Another aspect is that each namespace is configurable through Podman, giving you a measure of control over the “dimensions” of each barrier. This is not the place to get into details; suffice it to say that your choice is generally not between having the barrier or not. Search the docs for “namespace” to get an idea of the level of control Podman gives you over this aspect of its internal operation.

License

^{^} Originally, the ceiling was set as low as 99, but the popularity of this concept resulted in enough demand for these reserved user IDs that this limit was eventually raised in mainstream Linux distros first to 499, then 999. macOS stopped at 500, resulting in the 501 you can see for my host-side user ID in command output elsewhere in this article.
^{^} Said container certainly cannot see PID 1 on the true host in my case, macOS’s /sbin/launchd.
^{^} …which might not exist, as with the podman machine case.
^{^} This is a particular worry with containers since old versions of containerd used an abstract socket, as does DBus to this day. This can allow powerful effects which are off-topic for this article, so let me simply say that you should avoid use of --network=host if a primary goal of your use of containerization is improved security.

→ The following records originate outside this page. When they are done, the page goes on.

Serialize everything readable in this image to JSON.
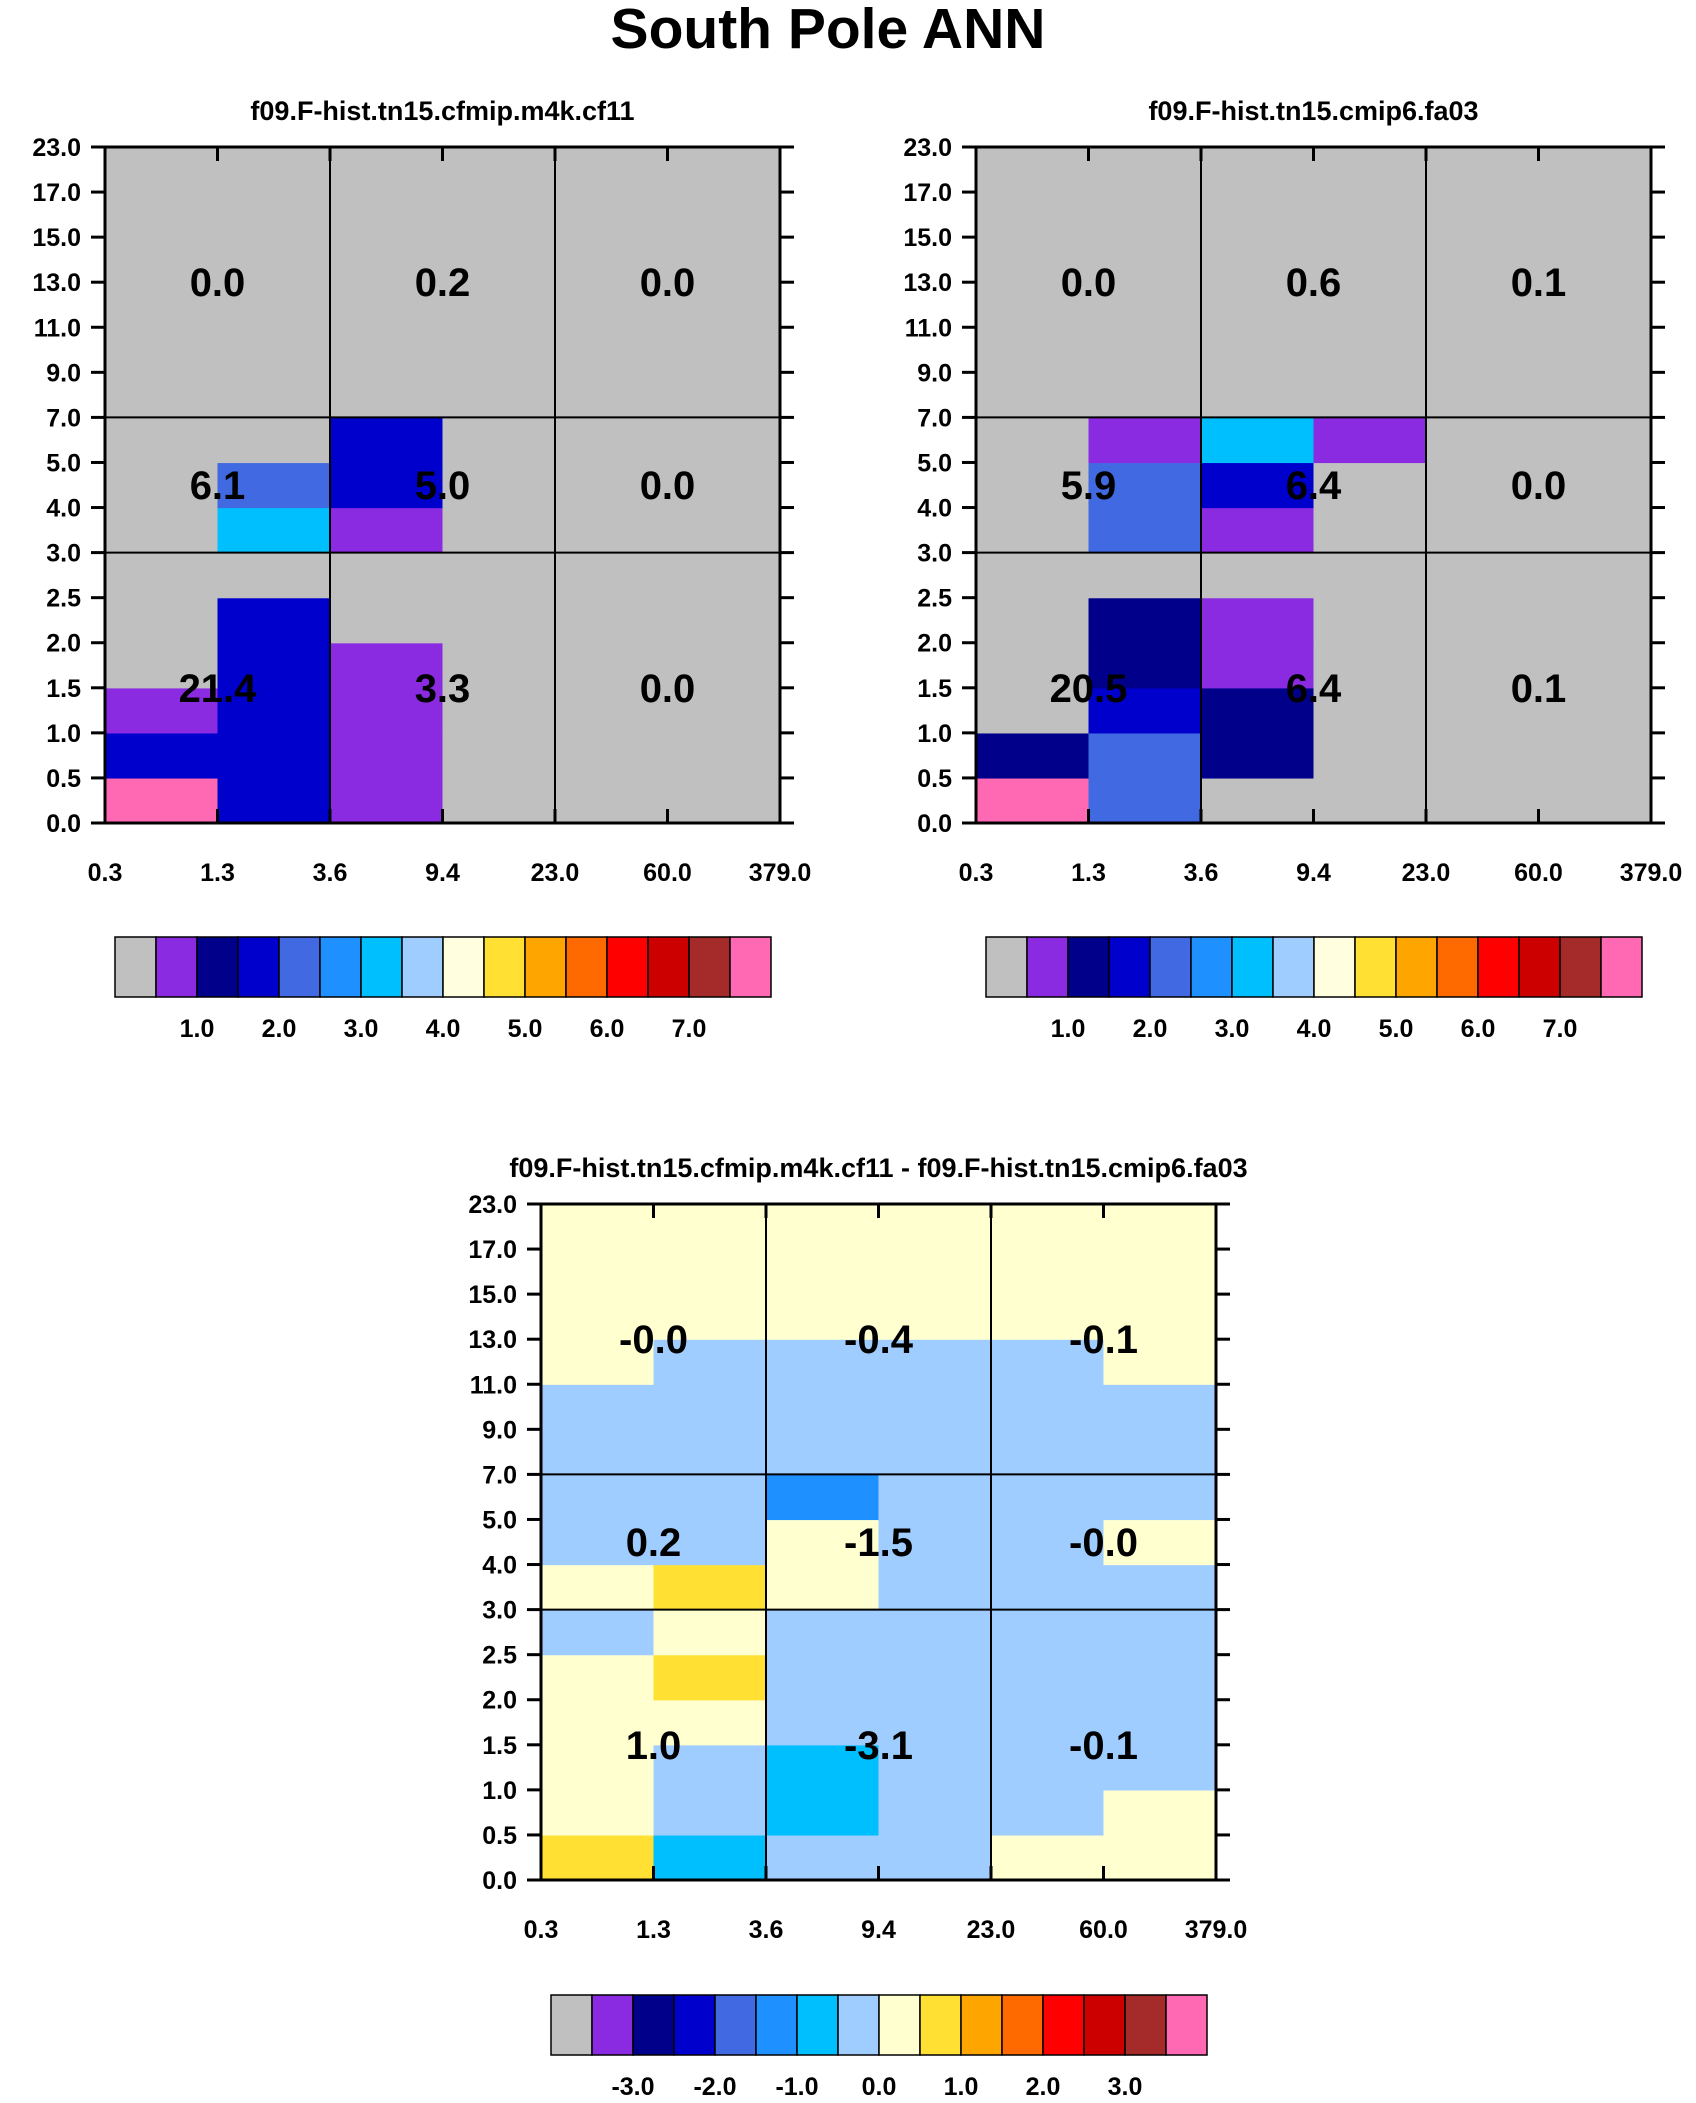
{
  "title": "South Pole ANN",
  "color_tables": {
    "abs": [
      "#c0c0c0",
      "#8a2be2",
      "#00008b",
      "#0000cd",
      "#4169e1",
      "#1e90ff",
      "#00bfff",
      "#a0cdff",
      "#ffffe0",
      "#ffe033",
      "#ffa500",
      "#ff6a00",
      "#ff0000",
      "#cd0000",
      "#a52a2a",
      "#ff69b4"
    ],
    "diff": [
      "#c0c0c0",
      "#8a2be2",
      "#00008b",
      "#0000cd",
      "#4169e1",
      "#1e90ff",
      "#00bfff",
      "#a0cdff",
      "#ffffd0",
      "#ffe033",
      "#ffa500",
      "#ff6a00",
      "#ff0000",
      "#cd0000",
      "#a52a2a",
      "#ff69b4"
    ]
  },
  "chart_data": [
    {
      "type": "heatmap",
      "name": "panel-a",
      "title": "f09.F-hist.tn15.cfmip.m4k.cf11",
      "x_ticks": [
        "0.3",
        "1.3",
        "3.6",
        "9.4",
        "23.0",
        "60.0",
        "379.0"
      ],
      "y_ticks": [
        "0.0",
        "0.5",
        "1.0",
        "1.5",
        "2.0",
        "2.5",
        "3.0",
        "4.0",
        "5.0",
        "7.0",
        "9.0",
        "11.0",
        "13.0",
        "15.0",
        "17.0",
        "23.0"
      ],
      "cell_level_rows_bottom_to_top": [
        [
          15,
          3,
          1,
          0,
          0,
          0
        ],
        [
          3,
          3,
          1,
          0,
          0,
          0
        ],
        [
          1,
          3,
          1,
          0,
          0,
          0
        ],
        [
          0,
          3,
          1,
          0,
          0,
          0
        ],
        [
          0,
          3,
          0,
          0,
          0,
          0
        ],
        [
          0,
          0,
          0,
          0,
          0,
          0
        ],
        [
          0,
          6,
          1,
          0,
          0,
          0
        ],
        [
          0,
          4,
          3,
          0,
          0,
          0
        ],
        [
          0,
          0,
          3,
          0,
          0,
          0
        ],
        [
          0,
          0,
          0,
          0,
          0,
          0
        ],
        [
          0,
          0,
          0,
          0,
          0,
          0
        ],
        [
          0,
          0,
          0,
          0,
          0,
          0
        ],
        [
          0,
          0,
          0,
          0,
          0,
          0
        ],
        [
          0,
          0,
          0,
          0,
          0,
          0
        ],
        [
          0,
          0,
          0,
          0,
          0,
          0
        ]
      ],
      "block_totals_bottom_to_top": [
        [
          "21.4",
          "3.3",
          "0.0"
        ],
        [
          "6.1",
          "5.0",
          "0.0"
        ],
        [
          "0.0",
          "0.2",
          "0.0"
        ]
      ],
      "colorbar": {
        "palette": "abs",
        "labels": [
          "1.0",
          "2.0",
          "3.0",
          "4.0",
          "5.0",
          "6.0",
          "7.0"
        ]
      }
    },
    {
      "type": "heatmap",
      "name": "panel-b",
      "title": "f09.F-hist.tn15.cmip6.fa03",
      "x_ticks": [
        "0.3",
        "1.3",
        "3.6",
        "9.4",
        "23.0",
        "60.0",
        "379.0"
      ],
      "y_ticks": [
        "0.0",
        "0.5",
        "1.0",
        "1.5",
        "2.0",
        "2.5",
        "3.0",
        "4.0",
        "5.0",
        "7.0",
        "9.0",
        "11.0",
        "13.0",
        "15.0",
        "17.0",
        "23.0"
      ],
      "cell_level_rows_bottom_to_top": [
        [
          15,
          4,
          0,
          0,
          0,
          0
        ],
        [
          2,
          4,
          2,
          0,
          0,
          0
        ],
        [
          0,
          3,
          2,
          0,
          0,
          0
        ],
        [
          0,
          2,
          1,
          0,
          0,
          0
        ],
        [
          0,
          2,
          1,
          0,
          0,
          0
        ],
        [
          0,
          0,
          0,
          0,
          0,
          0
        ],
        [
          0,
          4,
          1,
          0,
          0,
          0
        ],
        [
          0,
          4,
          3,
          0,
          0,
          0
        ],
        [
          0,
          1,
          6,
          1,
          0,
          0
        ],
        [
          0,
          0,
          0,
          0,
          0,
          0
        ],
        [
          0,
          0,
          0,
          0,
          0,
          0
        ],
        [
          0,
          0,
          0,
          0,
          0,
          0
        ],
        [
          0,
          0,
          0,
          0,
          0,
          0
        ],
        [
          0,
          0,
          0,
          0,
          0,
          0
        ],
        [
          0,
          0,
          0,
          0,
          0,
          0
        ]
      ],
      "block_totals_bottom_to_top": [
        [
          "20.5",
          "6.4",
          "0.1"
        ],
        [
          "5.9",
          "6.4",
          "0.0"
        ],
        [
          "0.0",
          "0.6",
          "0.1"
        ]
      ],
      "colorbar": {
        "palette": "abs",
        "labels": [
          "1.0",
          "2.0",
          "3.0",
          "4.0",
          "5.0",
          "6.0",
          "7.0"
        ]
      }
    },
    {
      "type": "heatmap",
      "name": "panel-diff",
      "title": "f09.F-hist.tn15.cfmip.m4k.cf11 - f09.F-hist.tn15.cmip6.fa03",
      "x_ticks": [
        "0.3",
        "1.3",
        "3.6",
        "9.4",
        "23.0",
        "60.0",
        "379.0"
      ],
      "y_ticks": [
        "0.0",
        "0.5",
        "1.0",
        "1.5",
        "2.0",
        "2.5",
        "3.0",
        "4.0",
        "5.0",
        "7.0",
        "9.0",
        "11.0",
        "13.0",
        "15.0",
        "17.0",
        "23.0"
      ],
      "cell_level_rows_bottom_to_top": [
        [
          9,
          6,
          7,
          7,
          8,
          8
        ],
        [
          8,
          7,
          6,
          7,
          7,
          8
        ],
        [
          8,
          7,
          6,
          7,
          7,
          7
        ],
        [
          8,
          8,
          7,
          7,
          7,
          7
        ],
        [
          8,
          9,
          7,
          7,
          7,
          7
        ],
        [
          7,
          8,
          7,
          7,
          7,
          7
        ],
        [
          8,
          9,
          8,
          7,
          7,
          7
        ],
        [
          7,
          7,
          8,
          7,
          7,
          8
        ],
        [
          7,
          7,
          5,
          7,
          7,
          7
        ],
        [
          7,
          7,
          7,
          7,
          7,
          7
        ],
        [
          7,
          7,
          7,
          7,
          7,
          7
        ],
        [
          7,
          7,
          7,
          7,
          7,
          7
        ],
        [
          8,
          8,
          8,
          8,
          8,
          8
        ],
        [
          8,
          8,
          8,
          8,
          8,
          8
        ],
        [
          8,
          8,
          8,
          8,
          8,
          8
        ]
      ],
      "cell_value_note": "level index into color table; partial row adjustments applied below",
      "row_overrides": [
        {
          "row": 11,
          "values": [
            8,
            7,
            7,
            7,
            7,
            8
          ]
        },
        {
          "row": 10,
          "values": [
            7,
            7,
            7,
            7,
            7,
            7
          ]
        }
      ],
      "block_totals_bottom_to_top": [
        [
          "1.0",
          "-3.1",
          "-0.1"
        ],
        [
          "0.2",
          "-1.5",
          "-0.0"
        ],
        [
          "-0.0",
          "-0.4",
          "-0.1"
        ]
      ],
      "colorbar": {
        "palette": "diff",
        "labels": [
          "-3.0",
          "-2.0",
          "-1.0",
          "0.0",
          "1.0",
          "2.0",
          "3.0"
        ]
      }
    }
  ]
}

^{^} Full details of the default are more complicated.
^{^} Docker has a vaguely similar feature, being the --userns-remap flag on the background container engine. The primary negative consequence of this design is that it affects all containers on that system. Podman's daemonless nature allows every container to arrange UID remapping separately, per each container's needs.
^{^} It allows for roughly 2 million containers running simultaneously. You are likely to run out of system resources before you can hit that limit.
^{^} One may say podman machine init on a Linux host as well, if one would like to follow along without moving over to a macOS or Windows box.